Mylène FARMER occupe les quatre premières places du Top Singles

Par Thierry Cadet
Le 15 février 2018
4 mins

Si Mylène FARMER a quitté le label Polydor (voir sur ce lien), pour rejoindre l’écurie de Pascal NÈGRE (voir sur ce lien), on ne sait toujours pas quand paraîtra son onzième album studio – déjà porté par la locomotive « Rolling Stone » (dont le clip sera dévoilé le 24 février). Néanmoins le manager de la chanteuse, Thierry SUC explique dans un communiqué que « l’expérience de Pascal NÈGRE, l’enthousiasme de sa nouvelle structure #NP et des équipes de Sony Music vont permettre d’accompagner cette immense artiste pour les années à venir« .

Pour l’heure, Mylène FARMER donne une suite aux quatre vinyles réédités en décembre dernier, quatre maxi 45 tours : « Plus grandir » (1985), « Tristana » (Top 7 en 1987), « Désenchantée » (Top 1 en 1991) et « XXL » (Top 1 en 1995) – qui s’était bien classés au (nouveau) Top. L’expérience a donc été renouvelée avec quatre nouvelles chansons, dans leur écrin original : « Libertine« , « Sans contrefaçon« , « A quoi je sers…« , et « Regrets » (son duo avec Jean-Louis MURAT).

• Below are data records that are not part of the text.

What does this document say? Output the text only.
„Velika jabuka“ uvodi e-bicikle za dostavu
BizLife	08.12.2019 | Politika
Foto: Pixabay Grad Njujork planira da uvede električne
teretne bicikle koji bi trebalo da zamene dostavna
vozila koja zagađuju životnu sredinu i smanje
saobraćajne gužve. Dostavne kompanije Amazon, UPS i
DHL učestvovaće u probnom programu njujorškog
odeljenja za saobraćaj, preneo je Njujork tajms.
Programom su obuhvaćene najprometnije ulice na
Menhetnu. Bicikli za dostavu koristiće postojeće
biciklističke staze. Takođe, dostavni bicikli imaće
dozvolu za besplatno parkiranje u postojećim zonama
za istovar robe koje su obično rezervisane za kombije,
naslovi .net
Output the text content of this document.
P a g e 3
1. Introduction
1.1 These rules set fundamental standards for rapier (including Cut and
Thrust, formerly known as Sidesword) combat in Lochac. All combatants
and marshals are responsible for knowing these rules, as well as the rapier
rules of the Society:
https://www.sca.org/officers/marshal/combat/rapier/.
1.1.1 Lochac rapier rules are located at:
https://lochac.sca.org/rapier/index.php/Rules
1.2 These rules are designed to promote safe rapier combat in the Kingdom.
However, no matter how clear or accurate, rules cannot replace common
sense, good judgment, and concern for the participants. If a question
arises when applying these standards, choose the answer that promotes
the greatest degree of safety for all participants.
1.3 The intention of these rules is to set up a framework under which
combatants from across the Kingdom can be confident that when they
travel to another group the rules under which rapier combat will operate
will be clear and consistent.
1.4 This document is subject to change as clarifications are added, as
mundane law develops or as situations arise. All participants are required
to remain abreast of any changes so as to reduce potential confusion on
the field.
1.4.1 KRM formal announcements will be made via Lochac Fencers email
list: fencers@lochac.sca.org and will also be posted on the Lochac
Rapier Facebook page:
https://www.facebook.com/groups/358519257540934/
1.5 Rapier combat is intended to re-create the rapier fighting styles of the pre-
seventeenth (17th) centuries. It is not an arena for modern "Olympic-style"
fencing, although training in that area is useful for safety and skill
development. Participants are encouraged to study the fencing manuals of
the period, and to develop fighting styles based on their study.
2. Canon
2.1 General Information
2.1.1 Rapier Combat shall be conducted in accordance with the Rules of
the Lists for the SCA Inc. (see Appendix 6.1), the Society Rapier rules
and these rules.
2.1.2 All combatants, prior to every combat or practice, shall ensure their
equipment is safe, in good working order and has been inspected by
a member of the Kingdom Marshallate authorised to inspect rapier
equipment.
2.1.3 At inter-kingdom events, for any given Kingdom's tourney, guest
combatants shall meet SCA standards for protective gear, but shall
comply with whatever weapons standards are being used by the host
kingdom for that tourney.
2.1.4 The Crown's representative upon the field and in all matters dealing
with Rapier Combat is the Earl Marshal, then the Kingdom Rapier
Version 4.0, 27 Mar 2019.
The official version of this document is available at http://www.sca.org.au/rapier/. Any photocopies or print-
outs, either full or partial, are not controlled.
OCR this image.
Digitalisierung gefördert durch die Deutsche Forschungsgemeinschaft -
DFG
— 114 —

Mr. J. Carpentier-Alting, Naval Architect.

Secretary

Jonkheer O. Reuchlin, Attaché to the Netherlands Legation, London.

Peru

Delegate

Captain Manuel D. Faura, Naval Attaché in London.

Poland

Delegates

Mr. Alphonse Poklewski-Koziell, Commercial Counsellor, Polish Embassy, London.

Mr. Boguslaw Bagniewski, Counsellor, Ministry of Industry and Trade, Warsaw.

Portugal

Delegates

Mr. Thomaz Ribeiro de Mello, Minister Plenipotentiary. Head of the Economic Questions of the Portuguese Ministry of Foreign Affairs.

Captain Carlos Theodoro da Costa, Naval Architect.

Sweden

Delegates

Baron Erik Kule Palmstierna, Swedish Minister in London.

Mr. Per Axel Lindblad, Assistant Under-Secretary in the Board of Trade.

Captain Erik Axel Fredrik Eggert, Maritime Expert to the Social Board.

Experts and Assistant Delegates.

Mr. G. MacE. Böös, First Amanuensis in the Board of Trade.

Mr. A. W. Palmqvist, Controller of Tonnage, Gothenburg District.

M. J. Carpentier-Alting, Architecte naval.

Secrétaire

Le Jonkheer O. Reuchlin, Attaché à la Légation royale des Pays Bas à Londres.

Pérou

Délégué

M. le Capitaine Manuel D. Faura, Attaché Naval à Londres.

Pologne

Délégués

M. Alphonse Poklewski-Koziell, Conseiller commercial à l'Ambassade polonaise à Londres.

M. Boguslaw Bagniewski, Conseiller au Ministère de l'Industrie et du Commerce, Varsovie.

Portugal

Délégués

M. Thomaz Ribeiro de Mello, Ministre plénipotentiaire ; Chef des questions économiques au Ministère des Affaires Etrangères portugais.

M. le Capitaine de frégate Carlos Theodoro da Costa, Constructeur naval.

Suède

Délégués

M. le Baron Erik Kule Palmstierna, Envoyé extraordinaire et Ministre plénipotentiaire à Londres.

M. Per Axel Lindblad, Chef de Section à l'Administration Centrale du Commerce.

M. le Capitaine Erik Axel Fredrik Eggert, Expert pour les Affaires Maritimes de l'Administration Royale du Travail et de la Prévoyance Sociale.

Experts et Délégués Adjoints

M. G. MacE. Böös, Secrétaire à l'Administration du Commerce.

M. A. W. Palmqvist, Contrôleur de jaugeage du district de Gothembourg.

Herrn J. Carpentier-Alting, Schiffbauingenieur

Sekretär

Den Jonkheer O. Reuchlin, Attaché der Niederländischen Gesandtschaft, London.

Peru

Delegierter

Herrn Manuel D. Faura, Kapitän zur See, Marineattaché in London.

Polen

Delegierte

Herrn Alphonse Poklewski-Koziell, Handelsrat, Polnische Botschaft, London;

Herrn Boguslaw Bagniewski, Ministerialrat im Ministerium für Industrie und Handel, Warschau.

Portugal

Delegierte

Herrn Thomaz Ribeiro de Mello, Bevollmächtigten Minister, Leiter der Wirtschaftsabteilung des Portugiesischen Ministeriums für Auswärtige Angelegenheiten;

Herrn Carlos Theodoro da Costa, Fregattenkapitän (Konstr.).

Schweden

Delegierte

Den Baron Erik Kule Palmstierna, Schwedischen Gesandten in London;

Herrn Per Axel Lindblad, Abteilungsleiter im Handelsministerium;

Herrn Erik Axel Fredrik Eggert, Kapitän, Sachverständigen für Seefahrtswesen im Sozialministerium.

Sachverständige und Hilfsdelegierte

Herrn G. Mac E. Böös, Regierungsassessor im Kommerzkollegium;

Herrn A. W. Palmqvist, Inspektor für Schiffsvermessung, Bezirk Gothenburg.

Et la rousse chanteuse réussit l’exploit de classer un 17ème n°1 en France (quelques jours seulement après « Rolling Stone » son nouveau single) : « Libertine« . Trente-deux ans après sa sortie, le single écoule plus de 2 600 passages en caisse. « Sans contrefaçon » (2 000 ventes), « A quoi je sers… » (1 900 ventes) et « Regrets » (1 900 ventes) le suivent sur les 2ème, 3ème et 4ème marche.

Lors de sortie en 1986, « Libertine » bien qu’étant devenu le premier gros succès de Mylène FARMER, n’avait atteint que la 10ème place du Top 50.

 

« Un duo avec Mylène FARMER ? Ça me ferait honte«

Jean-Louis MURAT qui fut révélé au grand public, après l’excellent album « Cheyenne Automn » en 1989, par son duo aux côtés de Mylène FARMER « Regrets« , serait plus hésitant aujourd’hui… « Ça me ferait honte » confiait-il il y a trois ans. « Je connais un chanteur qui cartonne en ce moment, et qui m’avait demandé un texte. Sauf qu’il a voulu changer un mot, et j’ai refusé. J’aurais pu aussi écrire pour Johnny et prendre la caillasse, mais je ne fais pas ma carrière en fonction de mon compte en banque… Il paraît que les choses vont mieux pour MIOSSEC ou Dominique A depuis qu’ils écrivent pour de gros vendeurs. Je ne vois pas les choses ainsi. Pour moi, il y a même une certaine noblesse à faire les choses simplement. Je pars en tournée avec un seul musicien, je fais le chauffeur, je m’occupe d’un tas de trucs, je me sens très paysan dans ce sens-là. Mais si j’étais fidèle à ma logique, je ne devrais même pas en parler…« . C’est dit.